And that could be just the tip of the iceberg for 45-year-old Wellington Chaparadza, who arrived in this country in 2002 and had been unemployed for years.
He also has kitchen and bathroom cleaners waiting to go on sale, which are biodegradable and 100 per cent green, with plans to mass produce soap made with goats milk.
Chaparadza, from Wolverhampton, was brought up by his grandmother and has her to thank for the astonishing success story.
He won a scholarship for underprivileged children run by the Zimbabwean President’s wife, which allowed him to study in Cuba, Russia and the UK and saw him start a chemistry PhD at Keele University, which could not be finished through lack of funds.
Down on his luck, he recalled seeing his grandmother use Maheu – a natural non-alcoholic drink made through the fermentation of maize and popular in Southern Africa – to clean pots and pans.
He decided to use his chemistry skills to investigate the phenomenon.
He used some of its contents, such as lactic acid, and added others while developing a personalised fermentation process in a bid to develop environmentally friendly natural shampoos, soaps and cleaning products.
Chaparadza mixed a string of different formulae at home before accidentally hitting the jackpot by spilling some of the latest concoction onto the kitchen floor.
When he wiped it away he realised the dirt had disappeared with it.

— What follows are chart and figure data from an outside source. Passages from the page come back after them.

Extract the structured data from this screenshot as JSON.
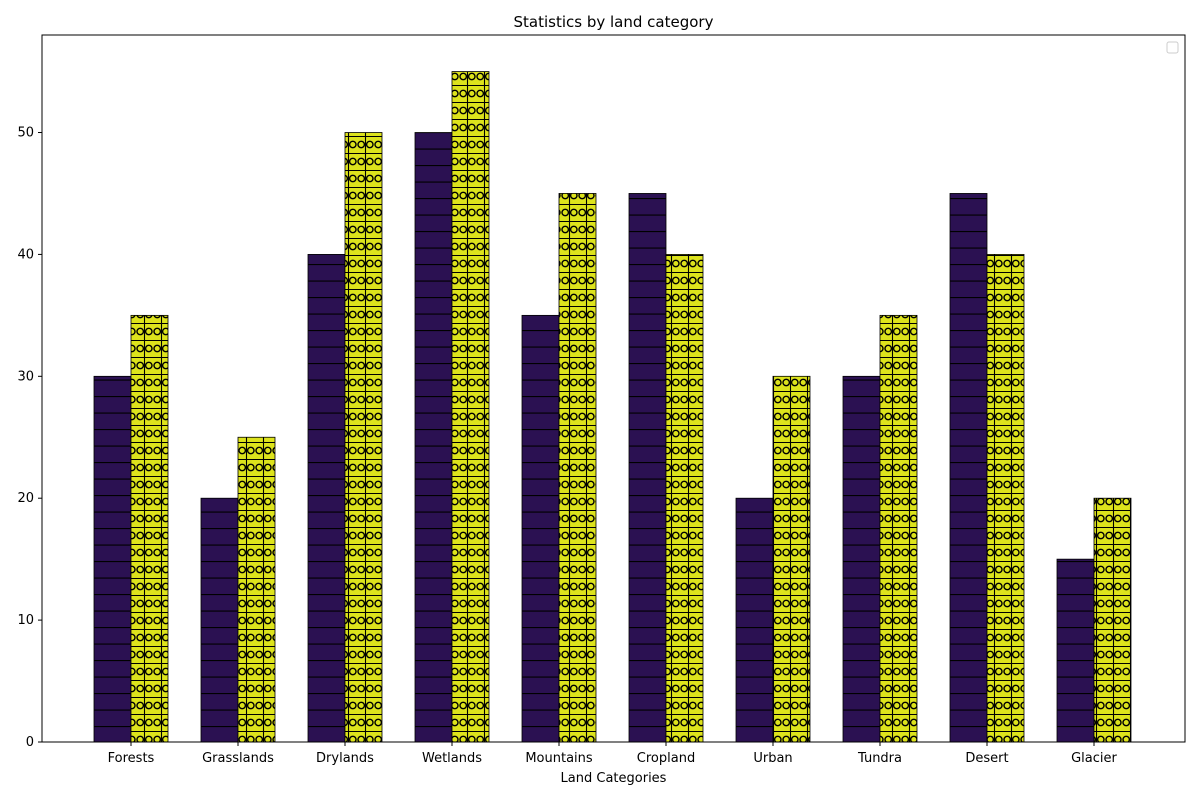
{
  "chart_data": {
    "type": "bar",
    "title": "Statistics by land category",
    "xlabel": "Land Categories",
    "ylabel": "",
    "categories": [
      "Forests",
      "Grasslands",
      "Drylands",
      "Wetlands",
      "Mountains",
      "Cropland",
      "Urban",
      "Tundra",
      "Desert",
      "Glacier"
    ],
    "series": [
      {
        "color": "#2b1152",
        "hatch": "horizontal-lines",
        "values": [
          30,
          20,
          40,
          50,
          35,
          45,
          20,
          30,
          45,
          15
        ]
      },
      {
        "color": "#dde31c",
        "hatch": "grid-circles",
        "values": [
          35,
          25,
          50,
          55,
          45,
          40,
          30,
          35,
          40,
          20
        ]
      }
    ],
    "ylim": [
      0,
      58
    ],
    "yticks": [
      0,
      10,
      20,
      30,
      40,
      50
    ],
    "grid": false,
    "legend": {
      "position": "top-right",
      "entries": []
    }
  }
}
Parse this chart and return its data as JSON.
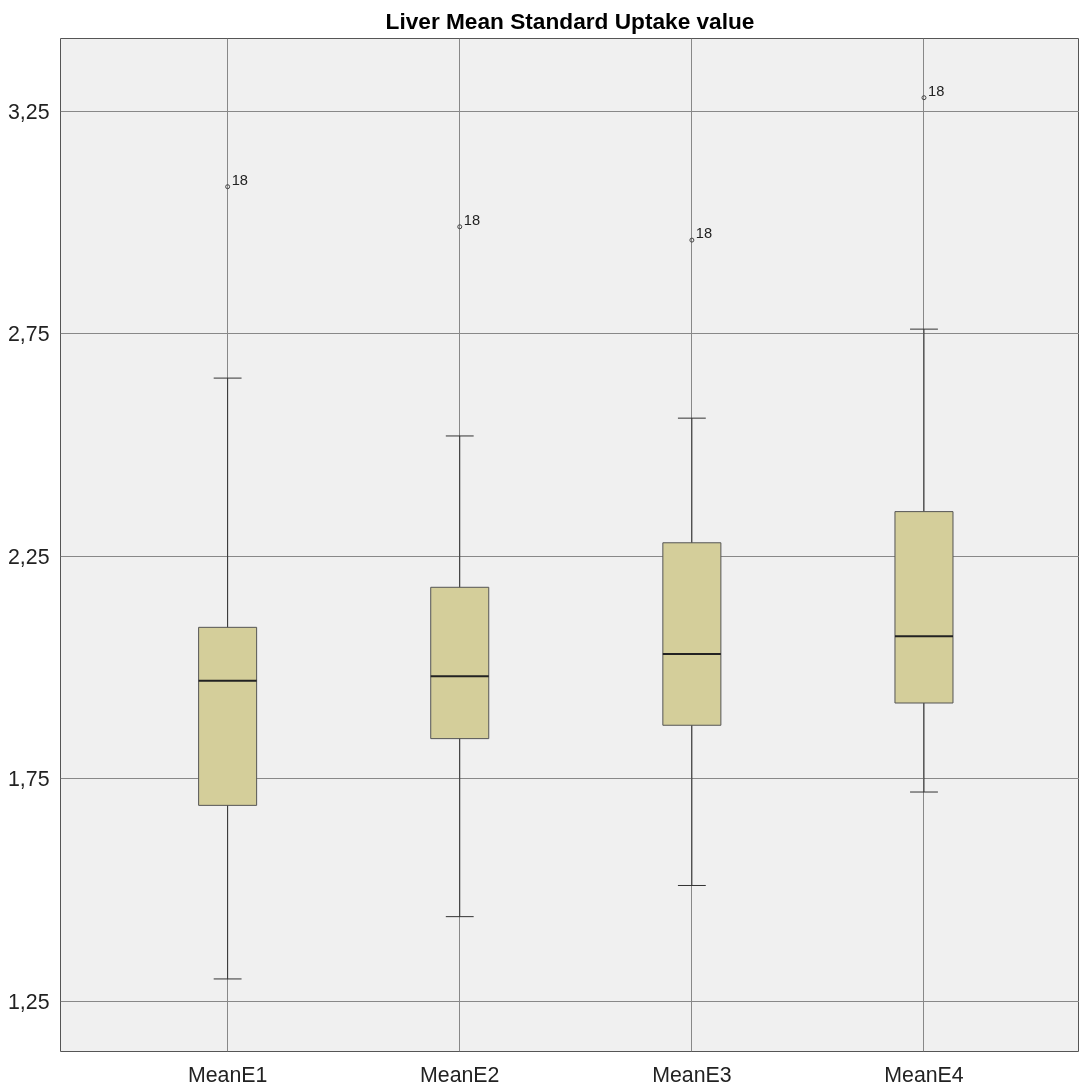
{
  "chart_data": {
    "type": "box",
    "title": "Liver Mean Standard Uptake value",
    "categories": [
      "MeanE1",
      "MeanE2",
      "MeanE3",
      "MeanE4"
    ],
    "boxes": [
      {
        "low": 1.3,
        "q1": 1.69,
        "median": 1.97,
        "q3": 2.09,
        "high": 2.65,
        "outliers": [
          3.08
        ]
      },
      {
        "low": 1.44,
        "q1": 1.84,
        "median": 1.98,
        "q3": 2.18,
        "high": 2.52,
        "outliers": [
          2.99
        ]
      },
      {
        "low": 1.51,
        "q1": 1.87,
        "median": 2.03,
        "q3": 2.28,
        "high": 2.56,
        "outliers": [
          2.96
        ]
      },
      {
        "low": 1.72,
        "q1": 1.92,
        "median": 2.07,
        "q3": 2.35,
        "high": 2.76,
        "outliers": [
          3.28
        ]
      }
    ],
    "color": "#d4ce9a",
    "ylim": [
      1.137,
      3.413
    ],
    "yticks": [
      {
        "value": 1.25,
        "label": "1,25"
      },
      {
        "value": 1.75,
        "label": "1,75"
      },
      {
        "value": 2.25,
        "label": "2,25"
      },
      {
        "value": 2.75,
        "label": "2,75"
      },
      {
        "value": 3.25,
        "label": "3,25"
      }
    ],
    "grid": true,
    "annotations": [
      "18",
      "18",
      "18",
      "18"
    ]
  }
}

He recalled: “It was trial and error. From that moment I knew that I had cracked it but had no business experience.”
He contacted Wolverhampton-based employment and skills charity Access to Business.
Their advisors gave him assistance on development, branding, marketing and dealing with distributors.
Its chief executive Josie Kelly said: “We saw he had fantastic products.”
They introduced him to Jay Patel from Wolverhampton Growth Hub, which is supported by the city council and Wolverhampton University.
He helped with product trial runs, pricing structures and marketing strategy, while also helping him to find a unit on the Sunbeam Industrial Estate under the BC AIM Project and will now assist Wellington apply for a Black Country Gold grant to mechanise the plant.
Patel said: “He was using natural materials and once he dipped a dirty coin in the solution and it came out shiny clean I knew he was onto something big.
“Once he starts getting regular orders he can begin taking people on.”
Councillor John Reynolds, Wolverhampton council cabinet member for economy, said: “We are extremely proud of Wellington.
“With continued support from advisors he received two huge orders from major London distributors who now want his products in London and other European stores. Another great business achievement for Wolverhampton.”
Wellington, who lives in Ettingshall, said: “It has been hard for the past few years but now I am very happy. They have all been very helpful. Without them this would have been a dream lost.”